Sześć osób zginęło w ataku napastnika w szpitalu w Ostrawie w Czechach. Sprawca zbiegł z miejsca zdarzenia. Po ponad trzech godzinach od zdarzenia policja poinformowała, że popełnił samobójstwo. Jak przekazały służby na Twitterze, zakończone czynności w miejscu ataku. Ewakuowani mieszkańcy mogą wracać do domów - dodano.
Do ataku doszło we wtorek po godzinie 7 rano w szpitalu uniwersyteckim w Ostrawie. Jak poinformowały lokalne media, napastnik otworzył ogień na oddziale ratunkowym. Mężczyzna prawdopodobnie działał sam. Wiadomo, że strzelał z broni krótkiej kaliber 9mm. Według policji nie posiadał jej legalnie.
Świadkowie relacjonowali, że zamachowiec celował ofiarom prosto w głowę. Pięć osób zginęło na miejscu, jedna na stole operacyjnym. Zabici to czterech mężczyzn oraz dwie kobiety.
Trzy osoby zostały ranne, dwie są w stanie ciężkim - mają rany głowy i szyi.
Sprawca nie żyje
Napastnik zbiegł z miejsca zdarzenia. Rozpoczęto za nim pościg. Policja opublikowała zdjęcie podejrzanego o przeprowadzenie ataku, a także podała markę i numery rejestracyjne pojazdu, którym się poruszał.
Niedługo później poinformowano, że udało się namierzyć samochód. W środku znajdowało się ciało podejrzanego z raną postrzałową głowy. Mimo reanimacji nie udało się go uratować.
"Nie żyje 42-letni mężczyzna, który strzelił sobie w głowę przed przyjazdem policji.
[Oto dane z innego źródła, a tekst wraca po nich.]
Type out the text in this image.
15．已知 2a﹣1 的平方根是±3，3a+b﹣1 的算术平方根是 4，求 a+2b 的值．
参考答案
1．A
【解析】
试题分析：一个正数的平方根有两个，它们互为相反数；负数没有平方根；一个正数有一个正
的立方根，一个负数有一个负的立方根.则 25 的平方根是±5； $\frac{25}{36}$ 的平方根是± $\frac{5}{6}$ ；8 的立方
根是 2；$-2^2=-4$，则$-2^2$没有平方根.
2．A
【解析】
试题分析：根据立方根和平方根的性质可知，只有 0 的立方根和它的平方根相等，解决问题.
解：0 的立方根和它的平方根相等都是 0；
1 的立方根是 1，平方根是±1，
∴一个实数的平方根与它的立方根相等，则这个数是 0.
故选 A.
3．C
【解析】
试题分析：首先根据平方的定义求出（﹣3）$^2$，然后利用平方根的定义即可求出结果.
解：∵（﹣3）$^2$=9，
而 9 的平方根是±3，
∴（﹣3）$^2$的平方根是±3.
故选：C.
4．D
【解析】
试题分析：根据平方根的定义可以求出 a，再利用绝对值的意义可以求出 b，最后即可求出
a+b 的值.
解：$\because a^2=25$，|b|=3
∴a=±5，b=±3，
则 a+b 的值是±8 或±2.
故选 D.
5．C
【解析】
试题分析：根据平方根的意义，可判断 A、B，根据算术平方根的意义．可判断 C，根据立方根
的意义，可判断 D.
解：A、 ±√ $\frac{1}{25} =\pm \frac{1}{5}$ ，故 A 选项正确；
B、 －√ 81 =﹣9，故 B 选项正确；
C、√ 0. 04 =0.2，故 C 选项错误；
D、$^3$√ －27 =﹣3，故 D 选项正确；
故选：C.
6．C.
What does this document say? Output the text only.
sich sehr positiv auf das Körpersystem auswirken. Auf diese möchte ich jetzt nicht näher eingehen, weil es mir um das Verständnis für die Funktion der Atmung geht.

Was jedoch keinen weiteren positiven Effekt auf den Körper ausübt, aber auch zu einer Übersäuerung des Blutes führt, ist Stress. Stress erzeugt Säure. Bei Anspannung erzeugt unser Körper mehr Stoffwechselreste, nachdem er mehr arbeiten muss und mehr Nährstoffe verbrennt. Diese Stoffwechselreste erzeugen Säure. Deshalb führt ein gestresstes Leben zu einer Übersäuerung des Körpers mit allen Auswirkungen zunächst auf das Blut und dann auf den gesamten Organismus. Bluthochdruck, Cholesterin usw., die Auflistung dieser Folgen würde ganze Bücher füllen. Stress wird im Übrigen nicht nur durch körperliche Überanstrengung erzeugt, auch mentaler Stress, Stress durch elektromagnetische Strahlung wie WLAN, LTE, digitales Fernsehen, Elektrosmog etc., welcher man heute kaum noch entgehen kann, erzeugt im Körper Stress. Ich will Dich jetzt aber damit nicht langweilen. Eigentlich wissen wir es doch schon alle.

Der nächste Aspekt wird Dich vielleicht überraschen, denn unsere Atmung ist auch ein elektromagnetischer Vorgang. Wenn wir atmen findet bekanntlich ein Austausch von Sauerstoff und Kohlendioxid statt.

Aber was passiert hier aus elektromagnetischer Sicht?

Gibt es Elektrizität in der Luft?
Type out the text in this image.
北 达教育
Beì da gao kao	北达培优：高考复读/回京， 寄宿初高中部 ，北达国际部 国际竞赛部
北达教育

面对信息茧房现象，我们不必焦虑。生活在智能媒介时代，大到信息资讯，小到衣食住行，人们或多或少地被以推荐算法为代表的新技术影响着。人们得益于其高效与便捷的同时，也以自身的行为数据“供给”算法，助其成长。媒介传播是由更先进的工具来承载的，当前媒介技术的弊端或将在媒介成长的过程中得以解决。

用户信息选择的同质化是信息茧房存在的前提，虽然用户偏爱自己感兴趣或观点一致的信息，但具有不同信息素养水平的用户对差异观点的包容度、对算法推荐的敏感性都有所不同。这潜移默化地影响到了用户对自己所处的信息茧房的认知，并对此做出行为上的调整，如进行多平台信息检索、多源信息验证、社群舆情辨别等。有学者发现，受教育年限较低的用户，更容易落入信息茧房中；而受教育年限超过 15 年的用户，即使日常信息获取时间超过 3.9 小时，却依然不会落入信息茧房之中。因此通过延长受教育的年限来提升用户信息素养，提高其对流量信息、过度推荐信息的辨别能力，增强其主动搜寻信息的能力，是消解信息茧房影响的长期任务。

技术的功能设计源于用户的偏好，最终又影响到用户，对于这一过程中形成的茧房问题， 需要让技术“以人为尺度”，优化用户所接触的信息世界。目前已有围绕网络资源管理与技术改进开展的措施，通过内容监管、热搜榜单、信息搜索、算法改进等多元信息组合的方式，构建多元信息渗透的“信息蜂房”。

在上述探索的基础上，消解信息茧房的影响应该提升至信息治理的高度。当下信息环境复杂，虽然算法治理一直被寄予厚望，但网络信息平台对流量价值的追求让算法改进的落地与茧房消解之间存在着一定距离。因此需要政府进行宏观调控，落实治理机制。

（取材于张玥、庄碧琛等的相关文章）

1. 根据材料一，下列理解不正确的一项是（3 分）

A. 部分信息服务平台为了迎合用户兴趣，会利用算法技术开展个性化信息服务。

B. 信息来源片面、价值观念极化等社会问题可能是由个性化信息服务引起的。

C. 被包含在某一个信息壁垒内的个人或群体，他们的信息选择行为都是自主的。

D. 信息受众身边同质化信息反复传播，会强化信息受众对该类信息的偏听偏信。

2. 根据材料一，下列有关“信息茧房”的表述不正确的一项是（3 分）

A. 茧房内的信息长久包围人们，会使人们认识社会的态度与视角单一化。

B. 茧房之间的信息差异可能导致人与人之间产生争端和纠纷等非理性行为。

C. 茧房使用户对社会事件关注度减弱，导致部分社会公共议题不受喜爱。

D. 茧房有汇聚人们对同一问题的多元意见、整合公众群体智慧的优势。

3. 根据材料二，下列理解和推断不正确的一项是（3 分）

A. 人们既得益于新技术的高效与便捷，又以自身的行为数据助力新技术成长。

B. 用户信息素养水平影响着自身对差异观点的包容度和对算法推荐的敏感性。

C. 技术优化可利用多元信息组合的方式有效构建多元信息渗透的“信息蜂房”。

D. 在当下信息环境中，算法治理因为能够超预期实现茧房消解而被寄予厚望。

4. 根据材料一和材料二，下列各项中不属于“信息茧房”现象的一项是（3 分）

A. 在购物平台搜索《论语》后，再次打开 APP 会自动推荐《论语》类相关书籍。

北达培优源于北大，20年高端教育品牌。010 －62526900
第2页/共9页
Dziękujemy społeczeństwu za współpracę" - napisała na Twitterze czeska policja.
Dopadli jsme pachatele střelby. 42 letý muž se před zásahem policie střelil do hlavy, je mrtev. Děkujeme veřejnosti za součinnost a pomoc při patrani.
— Policie ČR (@PolicieCZ) December 10, 2019
Jak podają czeskie media, sprawcą był jeden z pacjentów, mieszkaniec Opawy w regionie Ostrawy.
Z informacji, które pochodzą od jego pracodawcy wynika, że mężczyzna zgłaszał się do szpitala i był informowany o tym, że jest poważnie chory. Miał twierdzić, że nie udzielono mu prawidłowej opieki, co było prawdopodobnym motywem jego ataku - poinformował reporter TVN24.
Służby zakończyły czynności na miejscu ataku
Wcześniej policja opublikowała zdjęcie innego mężczyzny, ubranego w czerwoną kurtkę. Początkowo informowano, że to podejrzany, później fotografię usunięto. "To ważny świadek zdarzenia, ale w tej chwili pracujemy nad inną wersją i szukamy innej osoby" - przekazała policja w kolejnym wpisie.
W szpitalu prowadzona była akcja jednostki specjalnej policji. - Nikt nie mógł wyjść na korytarz, wszyscy zamknęliśmy drzwi, by napastnik nie mógł się nigdzie ukryć - relacjonował jeden ze świadków ataku.
Szpital nie przerwał jednak swojej działalności nawet tuż po ataku. Ewakuowane zostały tylko oddziały, które bezpośrednio przylegały do miejsca, gdzie padły strzały. Zarówno personel, jak i pacjenci zostali przetransportowani do autobusów zaparkowanych przed szpitalem, a potem do pobliskiego budynku administracyjnego.
Po godzinie 10 część ewakuowanych wcześniej osób zaczęła wracać do pomieszczeń szpitalnych. Po godzinie 14 służby przekazały, że zakończono działania na miejscu zdarzenia.
Ewakuowani mieszkańcy mogą także powrócić do swoich domów, a ruch na pobliskich ulicach został otwarty dla aut - podała na Twitterze czeska policja.
Jeden z najtragiczniejszych ataków w Czechach
Jak przypomina portal czeskiego radia, strzelanina w ostrawskim szpitalu jest drugim najbardziej tragicznym zdarzeniem tego typu w historii Czech. W lutym 2015 roku mężczyzna w restauracji w Uherskim Brodzie zastrzelił osiem osób, a później siebie.